It may happen in a variety of ways.
A contracting officer awards a lucrative deal to a friend or relative. Several contractors who realize they're always among the winning bidders decide to compare notes and take turns splitting profitable contracting jobs among them. Or perhaps internal staffers collude with one or more outside businesses or individuals to subvert the competitive bidding process and gain unfair advantage.
However it happens, it's called fraud.
And in an organization the size of the US Postal Service, with its estimated 800,000 employees, 37,000 facilities, $70 billion in revenue, and $30 billion awarded in outside contracts annually, fraud spells big trouble. Cost is one issue; lack of resources for locating and investigating suspicious situations is another.

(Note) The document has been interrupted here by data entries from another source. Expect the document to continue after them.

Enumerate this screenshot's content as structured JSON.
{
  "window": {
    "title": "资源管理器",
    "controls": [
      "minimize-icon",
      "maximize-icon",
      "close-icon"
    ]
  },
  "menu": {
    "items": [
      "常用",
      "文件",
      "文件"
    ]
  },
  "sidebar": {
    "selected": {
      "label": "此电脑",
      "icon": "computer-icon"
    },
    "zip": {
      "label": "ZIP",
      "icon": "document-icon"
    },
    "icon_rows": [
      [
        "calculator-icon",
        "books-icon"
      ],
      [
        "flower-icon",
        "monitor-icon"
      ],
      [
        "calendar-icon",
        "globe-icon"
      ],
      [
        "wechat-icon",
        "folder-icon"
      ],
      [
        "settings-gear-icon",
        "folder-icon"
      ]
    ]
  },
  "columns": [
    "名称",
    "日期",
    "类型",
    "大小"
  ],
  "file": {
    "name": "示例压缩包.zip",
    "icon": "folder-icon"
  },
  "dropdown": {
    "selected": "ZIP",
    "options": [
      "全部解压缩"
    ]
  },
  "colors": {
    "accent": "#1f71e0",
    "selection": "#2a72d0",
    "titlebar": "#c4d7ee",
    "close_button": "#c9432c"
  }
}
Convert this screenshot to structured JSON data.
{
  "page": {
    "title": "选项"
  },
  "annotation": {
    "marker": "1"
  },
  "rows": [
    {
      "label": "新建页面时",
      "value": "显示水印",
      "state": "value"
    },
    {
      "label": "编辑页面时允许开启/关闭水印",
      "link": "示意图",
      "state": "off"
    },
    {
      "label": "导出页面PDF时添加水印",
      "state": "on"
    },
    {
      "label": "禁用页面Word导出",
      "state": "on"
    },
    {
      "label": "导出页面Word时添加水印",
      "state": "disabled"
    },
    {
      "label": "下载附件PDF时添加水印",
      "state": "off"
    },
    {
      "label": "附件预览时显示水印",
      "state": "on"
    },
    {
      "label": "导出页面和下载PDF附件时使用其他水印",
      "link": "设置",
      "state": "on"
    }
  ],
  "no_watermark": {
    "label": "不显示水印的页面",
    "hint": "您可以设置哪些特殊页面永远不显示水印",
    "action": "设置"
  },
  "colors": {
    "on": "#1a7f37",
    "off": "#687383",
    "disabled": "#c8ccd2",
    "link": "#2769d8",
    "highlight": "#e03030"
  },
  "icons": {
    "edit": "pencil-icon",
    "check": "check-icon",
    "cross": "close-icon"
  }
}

Enter Elder Research, Inc. (ERI), a data mining consulting firm the Postal Service commissioned to help identify fraudsters inside and outside its ranks. With the organization contracting out everything from trucking services to printing to telecommunications and even some property management services, the possibilities for suspicious activity are almost limitless, as Antonia de Medinaceli, director of business analytics and fraud detection at ERI, described during a presentation yesterday at Predictive Analytics World in New York.

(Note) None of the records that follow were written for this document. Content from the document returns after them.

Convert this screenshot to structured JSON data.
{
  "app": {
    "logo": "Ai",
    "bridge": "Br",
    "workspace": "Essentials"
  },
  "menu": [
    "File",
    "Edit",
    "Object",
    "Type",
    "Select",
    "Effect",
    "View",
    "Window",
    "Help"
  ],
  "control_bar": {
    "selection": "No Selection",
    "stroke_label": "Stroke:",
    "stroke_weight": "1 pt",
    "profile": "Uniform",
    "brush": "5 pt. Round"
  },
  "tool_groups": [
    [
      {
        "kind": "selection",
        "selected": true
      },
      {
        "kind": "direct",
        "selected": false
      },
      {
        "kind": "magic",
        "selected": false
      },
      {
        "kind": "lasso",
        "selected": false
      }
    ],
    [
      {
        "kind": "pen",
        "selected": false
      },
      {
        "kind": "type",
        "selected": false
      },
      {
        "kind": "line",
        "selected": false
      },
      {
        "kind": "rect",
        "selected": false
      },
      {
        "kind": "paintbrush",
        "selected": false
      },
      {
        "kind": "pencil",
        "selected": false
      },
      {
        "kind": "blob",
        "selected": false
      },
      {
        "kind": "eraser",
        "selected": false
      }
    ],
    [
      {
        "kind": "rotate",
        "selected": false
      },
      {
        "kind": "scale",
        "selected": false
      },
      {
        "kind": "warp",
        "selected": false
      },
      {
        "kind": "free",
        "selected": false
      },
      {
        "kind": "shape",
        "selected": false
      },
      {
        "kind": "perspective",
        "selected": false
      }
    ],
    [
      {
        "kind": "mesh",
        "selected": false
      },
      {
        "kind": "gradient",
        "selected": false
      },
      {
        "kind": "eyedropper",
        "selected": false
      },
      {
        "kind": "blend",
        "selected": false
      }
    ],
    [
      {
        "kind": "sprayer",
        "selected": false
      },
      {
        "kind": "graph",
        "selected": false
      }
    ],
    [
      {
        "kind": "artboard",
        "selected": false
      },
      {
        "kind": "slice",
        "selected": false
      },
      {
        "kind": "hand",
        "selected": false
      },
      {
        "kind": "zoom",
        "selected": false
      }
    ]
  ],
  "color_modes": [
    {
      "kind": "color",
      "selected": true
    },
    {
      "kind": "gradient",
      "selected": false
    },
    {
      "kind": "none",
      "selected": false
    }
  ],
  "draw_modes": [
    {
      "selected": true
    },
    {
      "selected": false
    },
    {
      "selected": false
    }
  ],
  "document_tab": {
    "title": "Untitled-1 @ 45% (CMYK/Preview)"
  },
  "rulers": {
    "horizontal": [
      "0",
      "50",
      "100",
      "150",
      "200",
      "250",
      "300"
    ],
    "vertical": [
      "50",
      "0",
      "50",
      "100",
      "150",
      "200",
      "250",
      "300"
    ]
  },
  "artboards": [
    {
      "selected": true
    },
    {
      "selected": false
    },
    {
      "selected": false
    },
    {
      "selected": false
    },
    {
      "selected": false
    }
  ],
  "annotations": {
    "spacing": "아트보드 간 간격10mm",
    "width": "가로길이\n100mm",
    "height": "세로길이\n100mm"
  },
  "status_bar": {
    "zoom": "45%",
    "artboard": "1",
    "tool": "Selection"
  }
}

"This is the quintessential needle in a haystack problem," she said. However, she added, ERI had focused on a solution that removes 90 percent of the hay, metaphorically speaking, of course.

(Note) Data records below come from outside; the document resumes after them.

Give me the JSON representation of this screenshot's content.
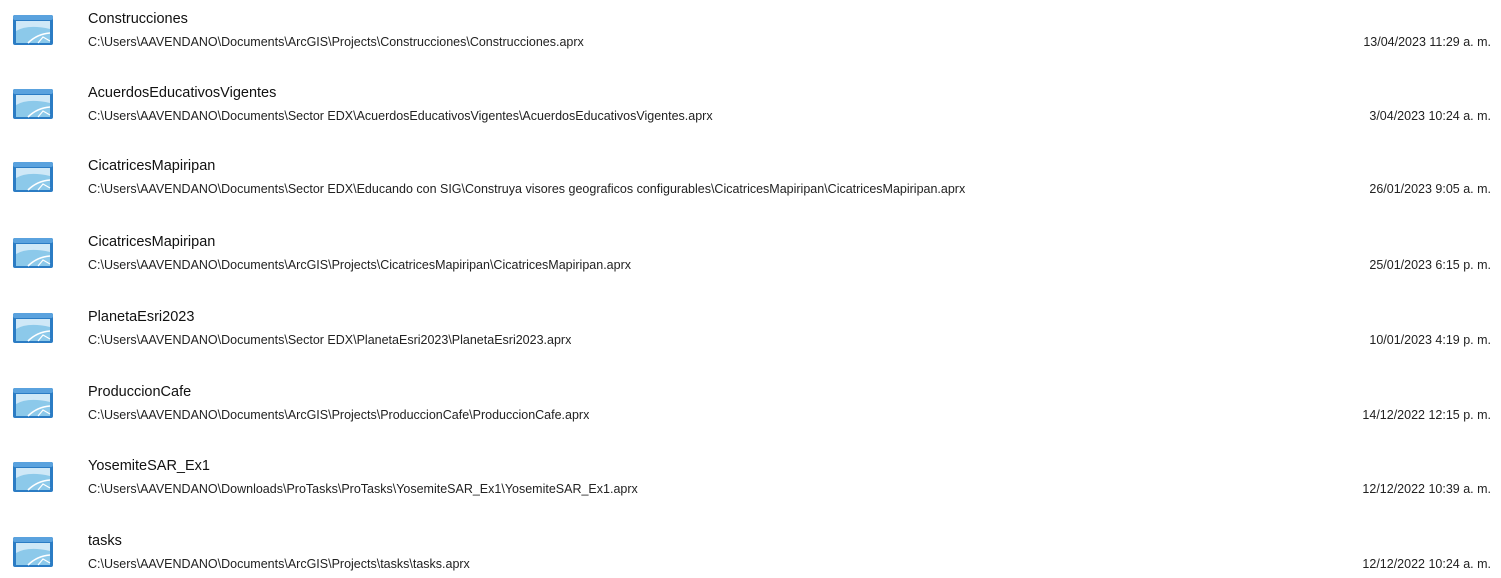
{
  "icons": {
    "project": "arcgis-project-icon"
  },
  "colors": {
    "icon_frame": "#2b7cc4",
    "icon_frame_top": "#5aa2de",
    "icon_map_sky": "#cfe8f7",
    "icon_map_land": "#8cc9ea"
  },
  "projects": [
    {
      "name": "Construcciones",
      "path": "C:\\Users\\AAVENDANO\\Documents\\ArcGIS\\Projects\\Construcciones\\Construcciones.aprx",
      "date": "13/04/2023 11:29 a. m."
    },
    {
      "name": "AcuerdosEducativosVigentes",
      "path": "C:\\Users\\AAVENDANO\\Documents\\Sector EDX\\AcuerdosEducativosVigentes\\AcuerdosEducativosVigentes.aprx",
      "date": "3/04/2023 10:24 a. m."
    },
    {
      "name": "CicatricesMapiripan",
      "path": "C:\\Users\\AAVENDANO\\Documents\\Sector EDX\\Educando con SIG\\Construya visores geograficos configurables\\CicatricesMapiripan\\CicatricesMapiripan.aprx",
      "date": "26/01/2023 9:05 a. m."
    },
    {
      "name": "CicatricesMapiripan",
      "path": "C:\\Users\\AAVENDANO\\Documents\\ArcGIS\\Projects\\CicatricesMapiripan\\CicatricesMapiripan.aprx",
      "date": "25/01/2023 6:15 p. m."
    },
    {
      "name": "PlanetaEsri2023",
      "path": "C:\\Users\\AAVENDANO\\Documents\\Sector EDX\\PlanetaEsri2023\\PlanetaEsri2023.aprx",
      "date": "10/01/2023 4:19 p. m."
    },
    {
      "name": "ProduccionCafe",
      "path": "C:\\Users\\AAVENDANO\\Documents\\ArcGIS\\Projects\\ProduccionCafe\\ProduccionCafe.aprx",
      "date": "14/12/2022 12:15 p. m."
    },
    {
      "name": "YosemiteSAR_Ex1",
      "path": "C:\\Users\\AAVENDANO\\Downloads\\ProTasks\\ProTasks\\YosemiteSAR_Ex1\\YosemiteSAR_Ex1.aprx",
      "date": "12/12/2022 10:39 a. m."
    },
    {
      "name": "tasks",
      "path": "C:\\Users\\AAVENDANO\\Documents\\ArcGIS\\Projects\\tasks\\tasks.aprx",
      "date": "12/12/2022 10:24 a. m."
    }
  ]
}
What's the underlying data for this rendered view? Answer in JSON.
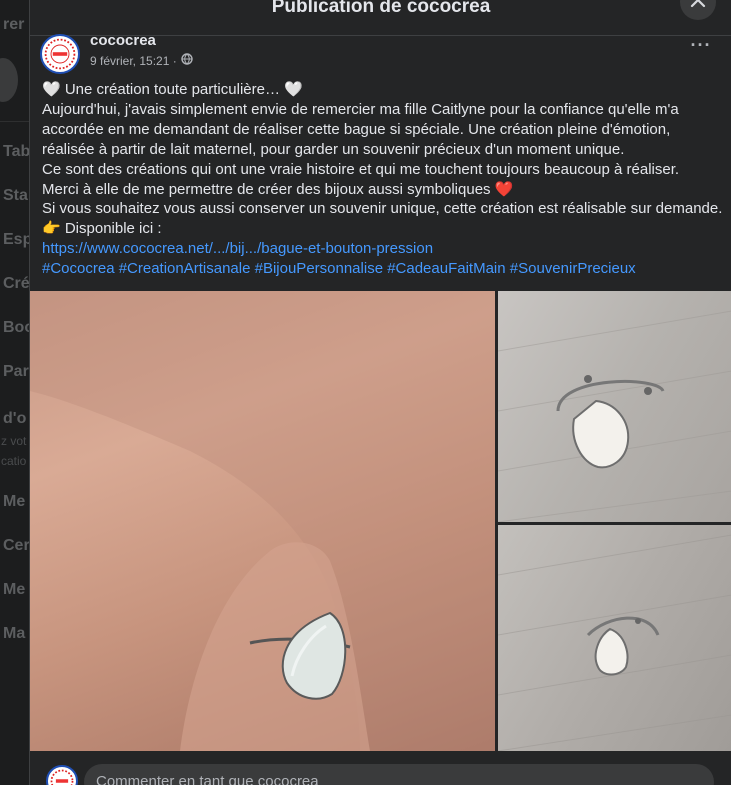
{
  "background": {
    "items": [
      "rer",
      "Tab",
      "Sta",
      "Esp",
      "Cré",
      "Boo",
      "Par",
      "d'o",
      "z vot",
      "catio",
      "Me",
      "Cer",
      "Me",
      "Ma"
    ]
  },
  "modal": {
    "title": "Publication de cococrea",
    "close_icon": "close-icon"
  },
  "post": {
    "author": "cococrea",
    "date": "9 février, 15:21 ·",
    "privacy_icon": "globe-icon",
    "more_label": "···",
    "lines": [
      "🤍 Une création toute particulière… 🤍",
      "Aujourd'hui, j'avais simplement envie de remercier ma fille Caitlyne pour la confiance qu'elle m'a",
      "accordée en me demandant de réaliser cette bague si spéciale. Une création pleine d'émotion,",
      "réalisée à partir de lait maternel, pour garder un souvenir précieux d'un moment unique.",
      "Ce sont des créations qui ont une vraie histoire et qui me touchent toujours beaucoup à réaliser.",
      "Merci à elle de me permettre de créer des bijoux aussi symboliques ❤️",
      "Si vous souhaitez vous aussi conserver un souvenir unique, cette création est réalisable sur demande.",
      "👉 Disponible ici :"
    ],
    "link": "https://www.cococrea.net/.../bij.../bague-et-bouton-pression",
    "hashtags": "#Cococrea #CreationArtisanale #BijouPersonnalise #CadeauFaitMain #SouvenirPrecieux"
  },
  "comment": {
    "placeholder": "Commenter en tant que cococrea"
  },
  "colors": {
    "modal_bg": "#242526",
    "text": "#e4e6eb",
    "link": "#4599ff",
    "secondary": "#b0b3b8"
  }
}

Though being deliberately vague on details, Medinaceli discussed some capabilities of the Postal Service's customized fraud detection tool. Using more than 30 indicators to search a wide variety of data, the fraud detection tool flags and ranks instances of suspicious activity, allowing investigators in the Postal Service's Office of the Inspector General to decide which leads to pursue.
During her presentation, Medinaceli showed off a dashboard created by the fraud detection tool depicting a US map with 250,000 Postal Service contracts represented by circles of different colors and sizes. The color-coding helps immediately identify potential risk factor while the size of each circle signals the contract's dollar value.
In a separate presentation Thursday, Jennifer Boyce, senior manager at Deloitte Financial Advisory Services, discussed some of the key indicators used to flag potential fraud and other abuses in forensic analytics.
Deloitte uses analytics to predict likelihood of fraud, improper payments, and money laundering in a variety of organizations. It mines internal data as well as external data collected from blogs, social media, and other sources. Flagged activities often include instances of increased expenditure with decreased time put in on projects or an increase in the number of vendors or instances with no segmentation -- in other words, situations in which one person is in charge of all functions or vendors in a particular department.
Fraudsters, of course, are a tricky bunch, always modifying their techniques with the hopes of evading detection. With that in mind, Medinaceli noted the importance of regularly adjusting fraud detection tools.